One minor mod to the cutter that would make an immense improvement would be to knock the corners off of it, so the bottom of the slot has chamfered corners. Of course, then you'd have to knock down the corners of the matching rail on the slide, too. But, this would dramatically cut down stress concentration and reduce liklihood of a crack starting.

Other fixes would be to find a different way to engage the slide lock lever so you didn't need to have a cut right across the slotted area of the slide, or to extend the frame/dust cover forward 3/8" inch so the slide was engaged with the frame forward of the slide lock recess when the gun discharges.

I'm thinking I install a new slide, put in a heavier spring, and never load with Longshot again which I don't plan to do anyway. Easy.

saltydog452
11-12-2012, 11:20 AM
delete.

jocko
11-12-2012, 12:07 PM
bongo boy. you just got a defective slide. IMO don't try to figure out a fix for what is definitely a bad slide. It happens. Kahr will take care of it. I have never seen one like it ever. or has it ever been reported on this fourm.

I see nuttin wrong in the way the slide lock lever works. To my knownledge kthis has never been an issue on any kahr.
God knows how many million glocks are made like that let alone those butt ugly 1911's.. Just sayin

Bongo Boy
11-12-2012, 09:45 PM
I understand what you're saying. I'm not too worried about it happening again. There really shouldn't be all that big a load on the rail anyway, as I see it.

The 1911 design isn't really the same--while it has a recess for the slide lock lever, that recess doesn't cut into or across the slot in slide, and doesn't leave an abrupt, sharp hanging load-bearing rail. It looks like the M&P slide is similar in this regard, though.

Kahr said I needed to just buy another one--which is what I expected them to say given I bought it used and it's 10 years old I think. I sure do miss this little gun. Right now it's in the shop waiting for a proper-fitting press for the front sight. Very frustrating.

And the 1911 is among the most beautiful handgun designs of all time, blasphemer! I believe we must reserve 'butt ugly' for Glocks, the Nambu and, okay, anything nickel plated. ;)

Bongo Boy
11-18-2012, 11:38 PM
New slide is now fitted with the night sights, and life is good once again. I really like these sights over the ones on the original slide, as they seem somehow 'crisper' to me for whatever reason. In any case, my favorite 'around town' carry is back and I couldn't be happier. Blasted a few rounds downrange today and while groups are centering a bit to the right initially, by the time I got done they had opened up quite a bit and centered nicely. :)

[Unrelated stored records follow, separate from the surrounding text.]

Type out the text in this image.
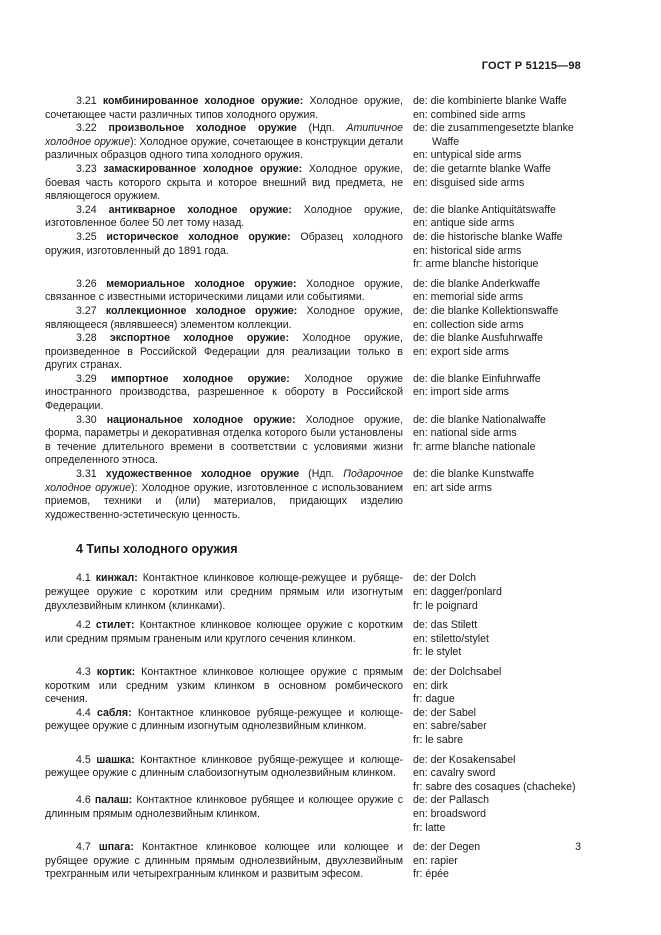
ГОСТ Р 51215—98

3.21 комбинированное холодное оружие: Холодное оружие, сочетающее части различных типов холодного оружия.

de: die kombinierte blanke Waffe
en: combined side arms

3.22 произвольное холодное оружие (Ндп. Атипичное холодное оружие): Холодное оружие, сочетающее в конструкции детали различных образцов одного типа холодного оружия.

de: die zusammengesetzte blanke
Waffe
en: untypical side arms

3.23 замаскированное холодное оружие: Холодное оружие, боевая часть которого скрыта и которое внешний вид предмета, не являющегося оружием.

de: die getarnte blanke Waffe
en: disguised side arms

3.24 антикварное холодное оружие: Холодное оружие, изготовленное более 50 лет тому назад.

de: die blanke Antiquitätswaffe
en: antique side arms

3.25 историческое холодное оружие: Образец холодного оружия, изготовленный до 1891 года.

de: die historische blanke Waffe
en: historical side arms
fr: arme blanche historique

3.26 мемориальное холодное оружие: Холодное оружие, связанное с известными историческими лицами или событиями.

de: die blanke Anderkwaffe
en: memorial side arms

3.27 коллекционное холодное оружие: Холодное оружие, являющееся (являвшееся) элементом коллекции.

de: die blanke Kollektionswaffe
en: collection side arms

3.28 экспортное холодное оружие: Холодное оружие, произведенное в Российской Федерации для реализации только в других странах.

de: die blanke Ausfuhrwaffe
en: export side arms

3.29 импортное холодное оружие: Холодное оружие иностранного производства, разрешенное к обороту в Российской Федерации.

de: die blanke Einfuhrwaffe
en: import side arms

3.30 национальное холодное оружие: Холодное оружие, форма, параметры и декоративная отделка которого были установлены в течение длительного времени в соответствии с условиями жизни определенного этноса.

de: die blanke Nationalwaffe
en: national side arms
fr: arme blanche nationale

3.31 художественное холодное оружие (Ндп. Подарочное холодное оружие): Холодное оружие, изготовленное с использованием приемов, техники и (или) материалов, придающих изделию художественно-эстетическую ценность.

de: die blanke Kunstwaffe
en: art side arms
4 Типы холодного оружия

4.1 кинжал: Контактное клинковое колюще-режущее и рубяще-режущее оружие с коротким или средним прямым или изогнутым двухлезвийным клинком (клинками).

de: der Dolch
en: dagger/ponlard
fr: le poignard

4.2 стилет: Контактное клинковое колющее оружие с коротким или средним прямым граненым или круглого сечения клинком.

de: das Stilett
en: stiletto/stylet
fr: le stylet

4.3 кортик: Контактное клинковое колющее оружие с прямым коротким или средним узким клинком в основном ромбического сечения.

de: der Dolchsabel
en: dirk
fr: dague

4.4 сабля: Контактное клинковое рубяще-режущее и колюще-режущее оружие с длинным изогнутым однолезвийным клинком.

de: der Sabel
en: sabre/saber
fr: le sabre

4.5 шашка: Контактное клинковое рубяще-режущее и колюще-режущее оружие с длинным слабоизогнутым однолезвийным клинком.

de: der Kosakensabel
en: cavalry sword
fr: sabre des cosaques (chacheke)

4.6 палаш: Контактное клинковое рубящее и колющее оружие с длинным прямым однолезвийным клинком.

de: der Pallasch
en: broadsword
fr: latte

4.7 шпага: Контактное клинковое колющее или колющее и рубящее оружие с длинным прямым однолезвийным, двухлезвийным трехгранным или четырехгранным клинком и развитым эфесом.

de: der Degen
en: rapier
fr: épée
3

http://i182.photobucket.com/albums/x150/Bongo_Boy/NewSlide02.jpg

Cokeman
11-19-2012, 12:31 AM
What's the U on the trigger guard?

jocko
11-19-2012, 06:51 AM
[QUOTE=Cokeman;199393]What's the U on the trigger guard?[/QUOT




A. If there is a "U" engraved on the trigger guard of your pistol, it is a factory refurbished and test fired model (often sold as a "test fired" gun). The gun is considered to be used, will come with one magazine, and is sold with a one year warranty.

muggsy
11-19-2012, 07:14 AM
bongo boy. you just got a defective slide. IMO don't try to figure out a fix for what is definitely a bad slide. It happens. Kahr will take care of it. I have never seen one like it ever. or has it ever been reported on this fourm.

I see nuttin wrong in the way the slide lock lever works. To my knownledge kthis has never been an issue on any kahr.
God knows how many million glocks are made like that let alone those butt ugly 1911's.. Just sayin

Butt ugly 1911"s! Them's fightin words, Jocko! My wife says my cute butt was my best asset, so to speak. :)

Cokeman
11-19-2012, 11:26 PM
Oh. OK.

CJB
11-20-2012, 05:34 AM
Butt ugly 1911"s! Them's fightin words, Jocko! My wife says my cute butt was my best asset, so to speak. :)

So, how long as your wife needed stronger glasses?